"Sin la colaboración entre científicos no existiría la imagen de un agujero negro"

 Los agujeros negros supermasivos, situados en el centro de las galaxias, se hacen visibles arrojando chorros brillantes de partículas cargadas o lanzando o arrancando estrellas cercanas. De cerca, estos gigantes están rodeados por brillantes discos. Pero debido a que la gravedad extrema de un agujero negro evita que la luz se escape, los corazones oscuros de estos pesados y misteriosos objetos permanecen completamente invisibles.
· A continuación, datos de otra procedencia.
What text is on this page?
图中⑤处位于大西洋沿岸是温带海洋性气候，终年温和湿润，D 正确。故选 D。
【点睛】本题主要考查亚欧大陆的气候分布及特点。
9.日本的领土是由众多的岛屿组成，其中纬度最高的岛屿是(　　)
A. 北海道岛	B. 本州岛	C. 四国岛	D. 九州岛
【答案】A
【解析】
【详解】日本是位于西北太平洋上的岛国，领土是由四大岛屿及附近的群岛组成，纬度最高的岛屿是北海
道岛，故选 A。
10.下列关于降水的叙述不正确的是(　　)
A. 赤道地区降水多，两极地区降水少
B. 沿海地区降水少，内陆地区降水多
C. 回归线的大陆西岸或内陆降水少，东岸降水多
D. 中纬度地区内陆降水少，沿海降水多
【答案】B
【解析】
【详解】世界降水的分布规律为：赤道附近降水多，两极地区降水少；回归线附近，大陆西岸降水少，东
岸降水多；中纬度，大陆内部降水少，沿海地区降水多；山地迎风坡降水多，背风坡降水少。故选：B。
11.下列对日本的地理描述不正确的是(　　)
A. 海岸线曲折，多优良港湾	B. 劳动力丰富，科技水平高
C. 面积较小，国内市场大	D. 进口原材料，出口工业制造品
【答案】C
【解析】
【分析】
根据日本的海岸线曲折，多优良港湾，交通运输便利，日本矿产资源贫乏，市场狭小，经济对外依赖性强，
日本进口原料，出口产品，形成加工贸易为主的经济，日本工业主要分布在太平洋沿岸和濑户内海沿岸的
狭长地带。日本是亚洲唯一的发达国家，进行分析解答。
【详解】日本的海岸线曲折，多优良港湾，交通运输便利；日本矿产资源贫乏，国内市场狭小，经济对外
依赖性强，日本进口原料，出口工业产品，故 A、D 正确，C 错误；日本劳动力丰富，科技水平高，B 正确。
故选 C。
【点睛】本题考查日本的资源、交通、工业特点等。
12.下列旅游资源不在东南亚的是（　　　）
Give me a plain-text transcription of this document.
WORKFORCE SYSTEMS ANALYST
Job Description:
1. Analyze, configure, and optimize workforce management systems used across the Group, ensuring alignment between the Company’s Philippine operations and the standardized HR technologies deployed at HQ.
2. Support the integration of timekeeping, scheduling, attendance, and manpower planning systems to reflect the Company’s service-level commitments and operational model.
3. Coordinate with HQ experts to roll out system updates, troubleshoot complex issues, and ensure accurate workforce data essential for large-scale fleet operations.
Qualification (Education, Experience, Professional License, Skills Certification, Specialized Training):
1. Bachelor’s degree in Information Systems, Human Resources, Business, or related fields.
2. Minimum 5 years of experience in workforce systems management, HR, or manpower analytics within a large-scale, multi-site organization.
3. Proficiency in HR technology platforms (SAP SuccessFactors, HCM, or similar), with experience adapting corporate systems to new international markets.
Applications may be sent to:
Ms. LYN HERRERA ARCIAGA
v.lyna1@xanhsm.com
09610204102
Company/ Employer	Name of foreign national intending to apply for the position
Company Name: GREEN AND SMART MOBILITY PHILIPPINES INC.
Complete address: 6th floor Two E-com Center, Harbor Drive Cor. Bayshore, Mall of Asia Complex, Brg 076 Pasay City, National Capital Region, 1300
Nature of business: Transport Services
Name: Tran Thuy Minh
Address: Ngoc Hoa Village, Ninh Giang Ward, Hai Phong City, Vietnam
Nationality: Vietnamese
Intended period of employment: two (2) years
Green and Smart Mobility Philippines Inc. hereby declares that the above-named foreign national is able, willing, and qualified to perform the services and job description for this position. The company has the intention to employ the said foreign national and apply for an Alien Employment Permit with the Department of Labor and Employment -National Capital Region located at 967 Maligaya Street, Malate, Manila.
¿Cómo fue que los científicos pudieron "ver" el agujero negro de la galaxia lejana de Messier 87, a 55 millones de años luz de nuestro planeta? 

Afortunadamente, hay una manera de "ver" un agujero negro sin mirar hacia el abismo. Los telescopios pueden buscar, en cambio, la silueta del horizonte de eventos de un agujero negro, el perímetro dentro del cual no se puede ver ni escapar nada, contra su disco de acreción. Eso es lo que hizo el Event Horizon Telescope, o EHT, en abril de 2017, recolectando datos que ahora han dado la primera imagen de un agujero negro supermasivo, el que está dentro de la galaxia M87.

El Event Horizon Telescope está integrado por ocho grandes radio satélites que conectados, hacen que la tierra se convierta en una especie de gran telescopio: el SMT (Arizona) SMA (Hawaii) JCMT (Hawaii) APEX (Chile) ALMA (Chile) SPT (Antártida) IRAM (España) y LMT (México). La información que recolectan entre todos es tan exacta que solo se “salta” una foto por cada segundo de cada 10 millones de años.